His mouth is open and that is rare. He looks at me as desperately as when he asked me to be his wife; his questioning simplified by passion, but sadly. I feel the need in me and sit on his knee, and he tucks my head under his head. My face is on his shirt, which my makeup will stain. I let my tears wash the beige pigment off of my skin and into the waffle-knit cotton. His thumb nervously traces a circle on my neck. This current runs through us—this begging of lovers for love. I cry harder. I say to his chest, “Sometimes, I hate her.” I close my eyes to compose myself. I feel the edges of myself, my nose, my knees, my heels dangling off the floor. I need to remember where he ends and I begin to be able to say anything at all. “Tell me all the times she said she hates me.”
“She doesn’t hate you.”
“Every little girl tells her father she hates her mother.”

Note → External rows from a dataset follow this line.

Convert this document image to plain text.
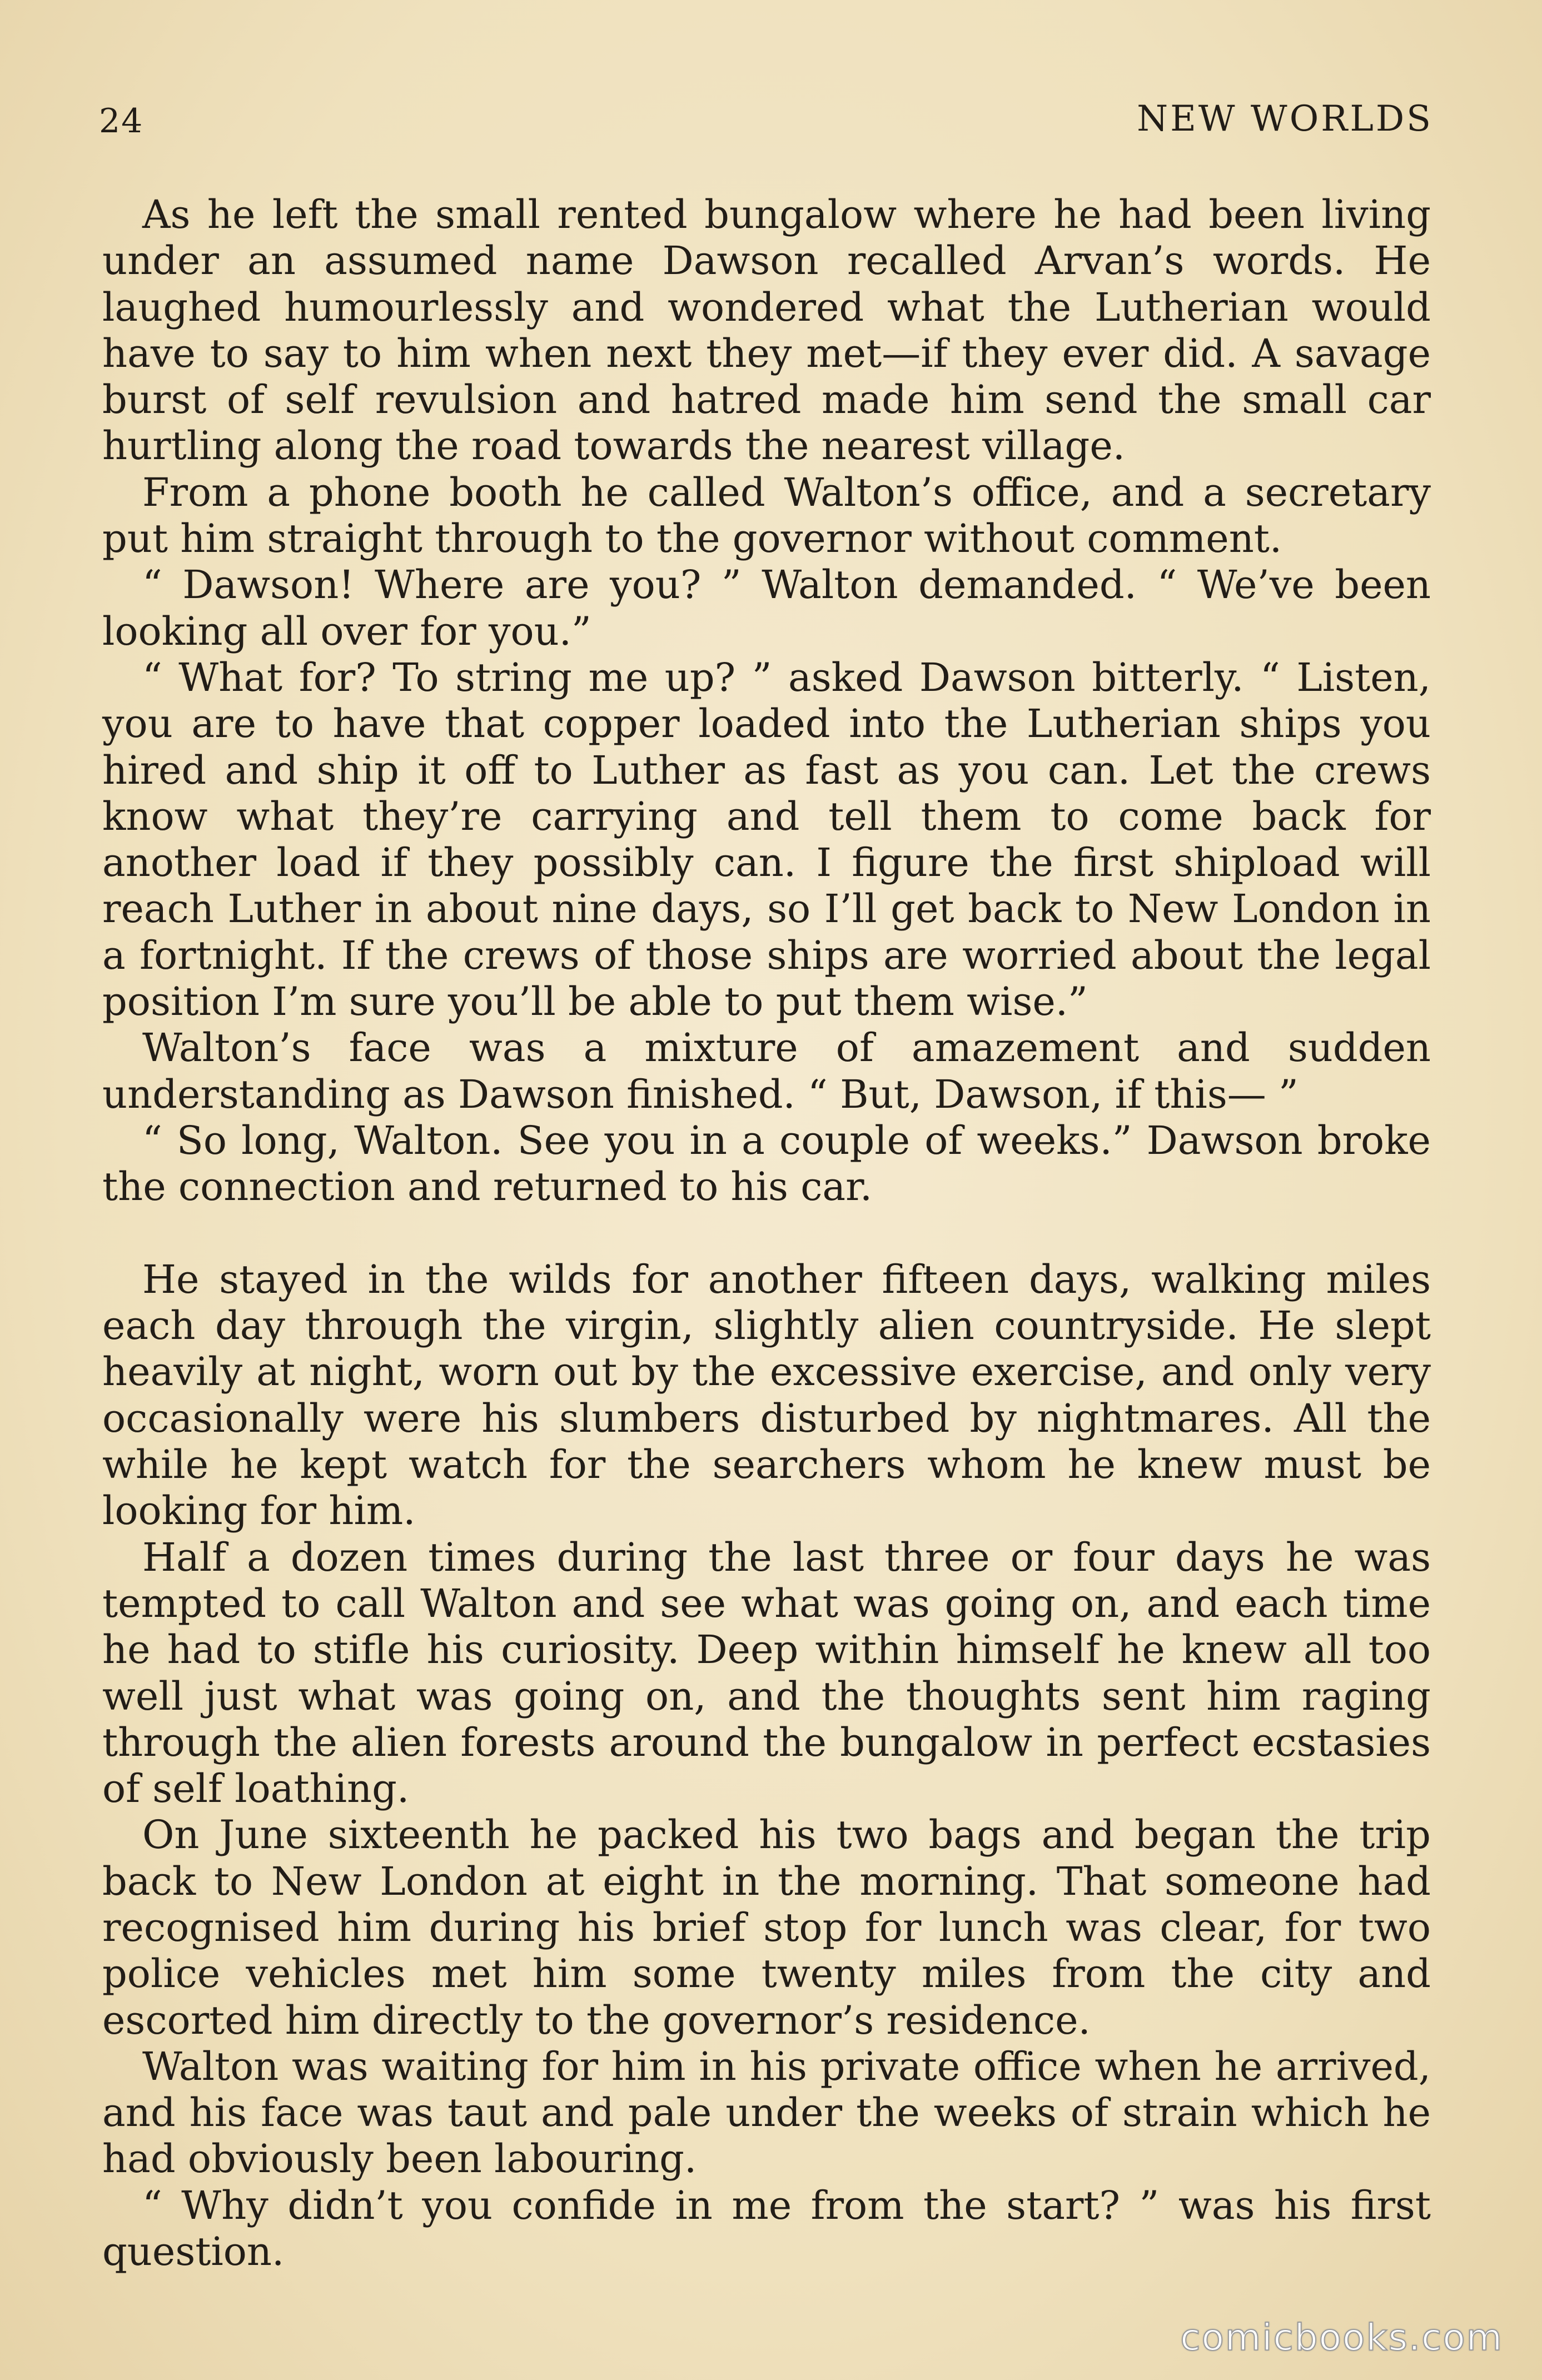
24	NEW WORLDS

As he left the small rented bungalow where he had been living under an assumed name Dawson recalled Arvan’s words. He laughed humourlessly and wondered what the Lutherian would have to say to him when next they met—if they ever did. A savage burst of self revulsion and hatred made him send the small car hurtling along the road towards the nearest village.

From a phone booth he called Walton’s office, and a secretary put him straight through to the governor without comment.

“ Dawson! Where are you? ” Walton demanded. “ We’ve been looking all over for you.”

“ What for? To string me up? ” asked Dawson bitterly. “ Listen, you are to have that copper loaded into the Lutherian ships you hired and ship it off to Luther as fast as you can. Let the crews know what they’re carrying and tell them to come back for another load if they possibly can. I figure the first shipload will reach Luther in about nine days, so I’ll get back to New London in a fortnight. If the crews of those ships are worried about the legal position I’m sure you’ll be able to put them wise.”

Walton’s face was a mixture of amazement and sudden understanding as Dawson finished. “ But, Dawson, if this— ”

“ So long, Walton. See you in a couple of weeks.” Dawson broke the connection and returned to his car.

He stayed in the wilds for another fifteen days, walking miles each day through the virgin, slightly alien countryside. He slept heavily at night, worn out by the excessive exercise, and only very occasionally were his slumbers disturbed by nightmares. All the while he kept watch for the searchers whom he knew must be looking for him.

Half a dozen times during the last three or four days he was tempted to call Walton and see what was going on, and each time he had to stifle his curiosity. Deep within himself he knew all too well just what was going on, and the thoughts sent him raging through the alien forests around the bungalow in perfect ecstasies of self loathing.

On June sixteenth he packed his two bags and began the trip back to New London at eight in the morning. That someone had recognised him during his brief stop for lunch was clear, for two police vehicles met him some twenty miles from the city and escorted him directly to the governor’s residence.

Walton was waiting for him in his private office when he arrived, and his face was taut and pale under the weeks of strain which he had obviously been labouring.

“ Why didn’t you confide in me from the start? ” was his first question.

comicbooks.com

“She doesn’t hate you.” He says, and shushes me tenderly. I dry my tears and let him put a hand on my shoulder. But what has to escape is not inside our bodies it’s in my mind.
“I hated how husky she sounded when she was proud of us. I hated her laughter. I hated the way she said my name.”
“Your mother?”
“I was worried I was her.”
“Claire doesn’t hate you.”
“Don’t keep her secrets from me,” I say. I can feel his posture righting itself, asserting our separateness. “If you keep her secrets, you don’t love me anymore.”
“That’s insane.”
Behind him there is the night in the screen door. It’s as dull as a TV turned off. I go to the threshold and it’s a bit better. The back porch is lit white against the night and so are the wicker chairs, and the wicker table, and past them the white posts and the rail. The tiger lilies nod against it. Spattered orange petals flippantly fall away from their ocher stamens. These marshy flowers proliferate across the yard with a flagrant sameness that seems to proclaim that this domestic order is also nature, merely another permutation. This casual landscaping we’ve inherited from the former owners couldn’t be more different from the prim white-painted rocks we’d placed around Maman’s rose bushes, touching them up every spring with stinky oil paint using artist’s brushes.
“I hate these flowers,” I say. Outside, the smell of the lilies is grievously sweet. I struggle to find a stalk and yank. My feet falter against the slick grass. When the roots come loose, I hold up the lily. It’s as tall as me. Sam is on the porch.
“What are you doing?” he asks, and when I ignore him he pleads: “It’s dark. You can’t garden in the dark.”